Assuming no page crossings and zero page, this routine takes 17-403 cycles, though it is an in-place macro generating 46 bytes of new code each time it is used [5].

Summary

Given the limited resources of the NES architecture, and the potential limited range of required multiplications in the context of game development, repeating additions, bit shifting, or the use of a look up table is highly recommended. Especially if using a squaring algorithm to spread the cost between stored values in memory and some computation cycles. As an exercise, and for the specific use cases with uncertain parameters, Vedic mathematics offers interesting solutions. Although with the computation cost, effort should be made to redesign the use case to use an simpler method.

References

[1] Andrew John Jacobs - Obelisk personal web page algorithms

[2] Andrew John Jacobs - Obelisk personal web page instruction reference

[3] Neil Parker - Apple II The 6502 Instruction Set Decoded

[4] Neil Parker - Apple II Multiplying and Dividing on the 6502

[5] Nes Dev - 8-bit Multiply

[6] Dhillon, Harpreet Singh, and Abhijit Mitra. "A reduced-bit multiplication algorithm for digital arithmetic." International Journal of Computational and Mathematical Sciences 2.2 (2008)

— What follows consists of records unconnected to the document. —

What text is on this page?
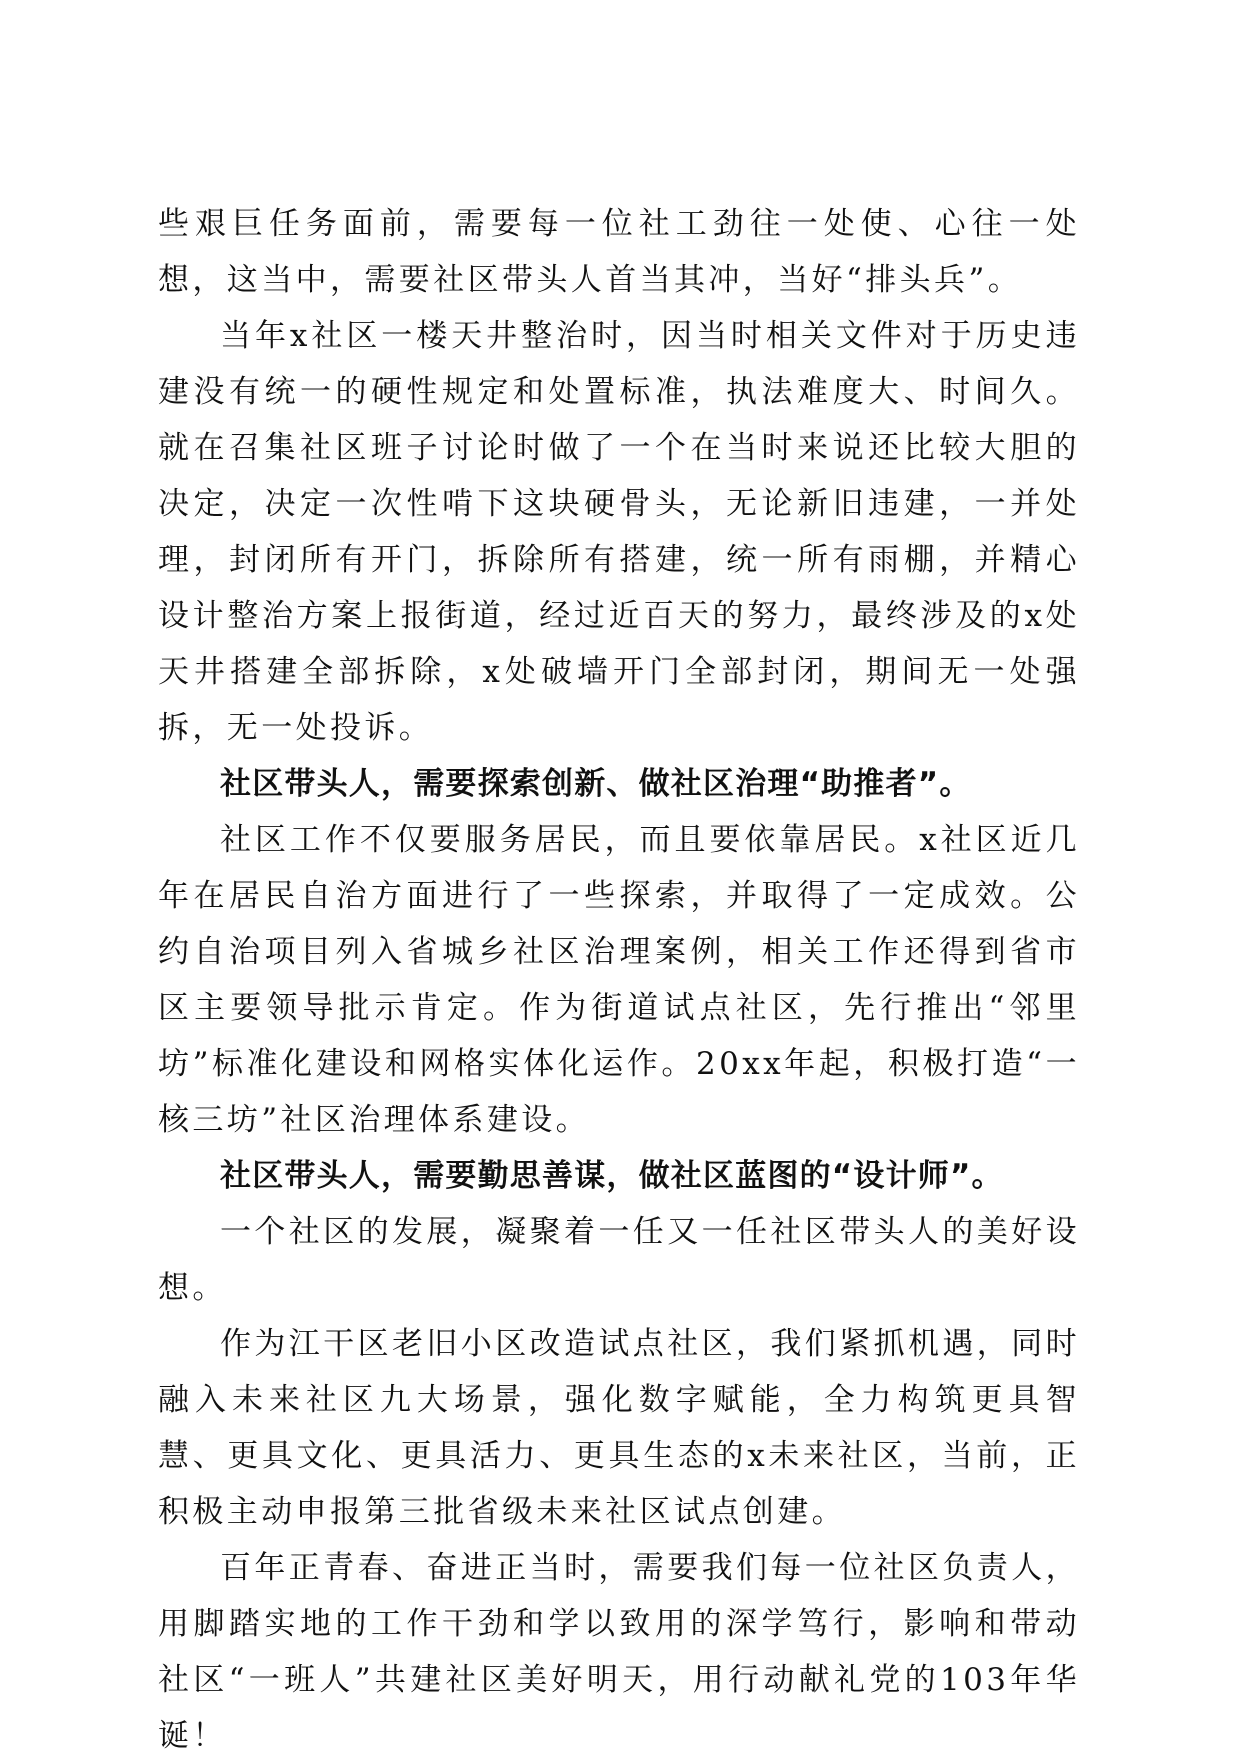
些艰巨任务面前，需要每一位社工劲往一处使、心往一处想，这当中，需要社区带头人首当其冲，当好“排头兵”。

当年x社区一楼天井整治时，因当时相关文件对于历史违建没有统一的硬性规定和处置标准，执法难度大、时间久。就在召集社区班子讨论时做了一个在当时来说还比较大胆的决定，决定一次性啃下这块硬骨头，无论新旧违建，一并处理，封闭所有开门，拆除所有搭建，统一所有雨棚，并精心设计整治方案上报街道，经过近百天的努力，最终涉及的x处天井搭建全部拆除，x处破墙开门全部封闭，期间无一处强拆，无一处投诉。

社区带头人，需要探索创新、做社区治理“助推者”。

社区工作不仅要服务居民，而且要依靠居民。x社区近几年在居民自治方面进行了一些探索，并取得了一定成效。公约自治项目列入省城乡社区治理案例，相关工作还得到省市区主要领导批示肯定。作为街道试点社区，先行推出“邻里坊”标准化建设和网格实体化运作。20xx年起，积极打造“一核三坊”社区治理体系建设。

社区带头人，需要勤思善谋，做社区蓝图的“设计师”。

一个社区的发展，凝聚着一任又一任社区带头人的美好设想。

作为江干区老旧小区改造试点社区，我们紧抓机遇，同时融入未来社区九大场景，强化数字赋能，全力构筑更具智慧、更具文化、更具活力、更具生态的x未来社区，当前，正积极主动申报第三批省级未来社区试点创建。

百年正青春、奋进正当时，需要我们每一位社区负责人，用脚踏实地的工作干劲和学以致用的深学笃行，影响和带动社区“一班人”共建社区美好明天，用行动献礼党的103年华诞！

[7] Ma, G-K., and Fred J. Taylor. "Multiplier policies for digital signal processing." IEEE Assp Magazine 7.1 (1990): 6-20

[8] Goldberg, David. "What every computer scientist should know about floating-point arithmetic." ACM Computing Surveys (CSUR) 23.1 (1991): 5-48

[9] Booth, Andrew D. "A signed binary multiplication technique." The Quarterly Journal of Mechanics and Applied Mathematics 4.2 (1951): 236-240

[10] Tiwari, Honey Durga, et al. "Multiplier design based on ancient Indian Vedic Mathematics." SoC Design Conference, 2008. ISOCC'08. International. Vol. 2. IEEE, 2008

[11] Kumar, G. Ganesh, and V. Charishma. "Design of high speed vedic multiplier using vedic mathematics techniques." International Journal of Scientific and Research Publications 2.3 (2012): 1

[12] Chen, Tien Chi. "A binary multiplication scheme based on squaring." IEEE Transactions on Computers 100.6 (1971): 678-680

[13] Seidel, P-M., Lee D. McFearin, and David W. Matula. "Binary multiplication radix-32 and radix-256." Computer Arithmetic, 2001. Proceedings. 15th IEEE Symposium on. IEEE, 2001.

[14] Majithia, Jayanti C., and Reuven Kitai. "An iterative array for multiplication of signed binary numbers." IEEE Transactions on Computers 2 (1971): 214-216.

[15] Walther, John S. "A unified algorithm for elementary functions." Proceedings of the May 18-20, 1971, spring joint computer conference. ACM, 1971.